CAPITAL: Dhaka
MONETARY UNIT: Taka
REFINING CAPACITY: 31,200 b/cd
OIL PRODUCTION: 1,600 b/d
OIL RESERVES: 5.4 million bbl
GAS RESERVES: 10.9 tcf
Bangladesh in mid-1997 accepted bids in the second exploration round organized by the government and state-owned oil company Petrobangla.
Industry interest was reported to be high as the country headed into what was expected to be a period of relative political stability. The government of Prime Minister Sheikh Hasina Wajed, formed after parliamentary elections in 1996, was considered moderate and focused on economic expansion.
A series of mostly gas discoveries in the 1990s had raised Bangladesh`s geologic allure.

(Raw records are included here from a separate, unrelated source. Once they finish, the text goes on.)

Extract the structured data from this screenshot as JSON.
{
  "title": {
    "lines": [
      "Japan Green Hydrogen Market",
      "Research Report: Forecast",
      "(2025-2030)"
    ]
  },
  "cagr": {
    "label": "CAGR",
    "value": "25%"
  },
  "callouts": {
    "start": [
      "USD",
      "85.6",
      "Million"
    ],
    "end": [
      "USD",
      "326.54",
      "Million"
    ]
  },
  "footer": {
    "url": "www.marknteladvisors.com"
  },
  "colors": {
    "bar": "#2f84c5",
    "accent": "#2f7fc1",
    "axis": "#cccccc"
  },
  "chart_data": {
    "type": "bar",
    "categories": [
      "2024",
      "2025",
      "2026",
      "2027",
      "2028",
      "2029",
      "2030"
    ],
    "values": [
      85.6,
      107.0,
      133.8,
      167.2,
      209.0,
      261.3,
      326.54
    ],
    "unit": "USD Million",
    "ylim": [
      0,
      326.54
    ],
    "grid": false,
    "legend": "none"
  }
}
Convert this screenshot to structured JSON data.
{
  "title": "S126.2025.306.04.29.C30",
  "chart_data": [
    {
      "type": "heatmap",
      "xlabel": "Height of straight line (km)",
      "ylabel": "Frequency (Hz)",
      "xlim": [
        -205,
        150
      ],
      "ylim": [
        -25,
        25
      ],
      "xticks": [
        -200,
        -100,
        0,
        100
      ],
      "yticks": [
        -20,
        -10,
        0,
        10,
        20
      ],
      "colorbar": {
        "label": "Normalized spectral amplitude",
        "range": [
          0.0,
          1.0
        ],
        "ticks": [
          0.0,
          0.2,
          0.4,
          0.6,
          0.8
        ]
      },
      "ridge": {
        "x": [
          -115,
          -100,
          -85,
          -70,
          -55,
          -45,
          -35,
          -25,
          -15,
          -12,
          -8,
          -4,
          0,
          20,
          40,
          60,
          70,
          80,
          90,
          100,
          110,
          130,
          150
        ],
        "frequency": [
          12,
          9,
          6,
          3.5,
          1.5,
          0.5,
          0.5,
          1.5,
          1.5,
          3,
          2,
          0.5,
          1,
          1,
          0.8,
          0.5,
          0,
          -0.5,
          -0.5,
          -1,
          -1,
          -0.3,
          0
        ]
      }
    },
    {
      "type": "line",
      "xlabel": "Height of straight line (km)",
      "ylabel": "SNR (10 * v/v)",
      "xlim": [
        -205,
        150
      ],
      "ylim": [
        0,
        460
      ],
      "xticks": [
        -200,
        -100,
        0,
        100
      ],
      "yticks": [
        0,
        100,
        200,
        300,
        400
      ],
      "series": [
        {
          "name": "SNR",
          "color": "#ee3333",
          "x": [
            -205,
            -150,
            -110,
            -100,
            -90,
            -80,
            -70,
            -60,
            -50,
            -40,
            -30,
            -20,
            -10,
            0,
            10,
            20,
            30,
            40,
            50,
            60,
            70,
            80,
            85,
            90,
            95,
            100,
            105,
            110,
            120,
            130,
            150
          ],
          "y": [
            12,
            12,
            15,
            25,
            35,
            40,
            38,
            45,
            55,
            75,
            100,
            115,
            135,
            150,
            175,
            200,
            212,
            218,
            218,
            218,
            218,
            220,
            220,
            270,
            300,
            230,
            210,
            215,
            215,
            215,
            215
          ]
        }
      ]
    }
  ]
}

Cairn Energy plc, for example, was appraising its 1996 Sangu discovery offshore and held rights to develop the Kutubdia discovery in the same permit area.
Cairn farmed out 50% of its Bangladesh interests to Royal Dutch/Shell, a long-time operator in the country. Shell considered the country a possible site for use of its proprietary gas-to-liquids processing technology.
It was reported to have proposed investment of as much as $2.5 billion in a plant to produce up to 50,000 b/d of middle distillate from about 400 MMcfd of natural gas.
In other action, the government started first-phase work for the Lakatura natural gas processing complex at Sylhet in the northeast. The complex was to dehydrate and extract liquids from gas produced from Jalalabad field.
Occidental Petroleum Corp. transferred a 50% interest in blocks containing the field to Unocal Corp. in 1997. The companies planned to start production in mid-1998 and conduct further exploration.
New model contract
In its exploration licensing round, Bangladesh offered three offshore and 12 onshore blocks to companies permitted to bid alone or with others for one or more blocks.
A new model production sharing contract provided for repatriation of profits, required no signature bonus, and imposed neither a duty on exploration and production equipment and machinery nor corporation tax or administration fee. Companies could export gas as LNG subject to a Petrobangla right of first refusal.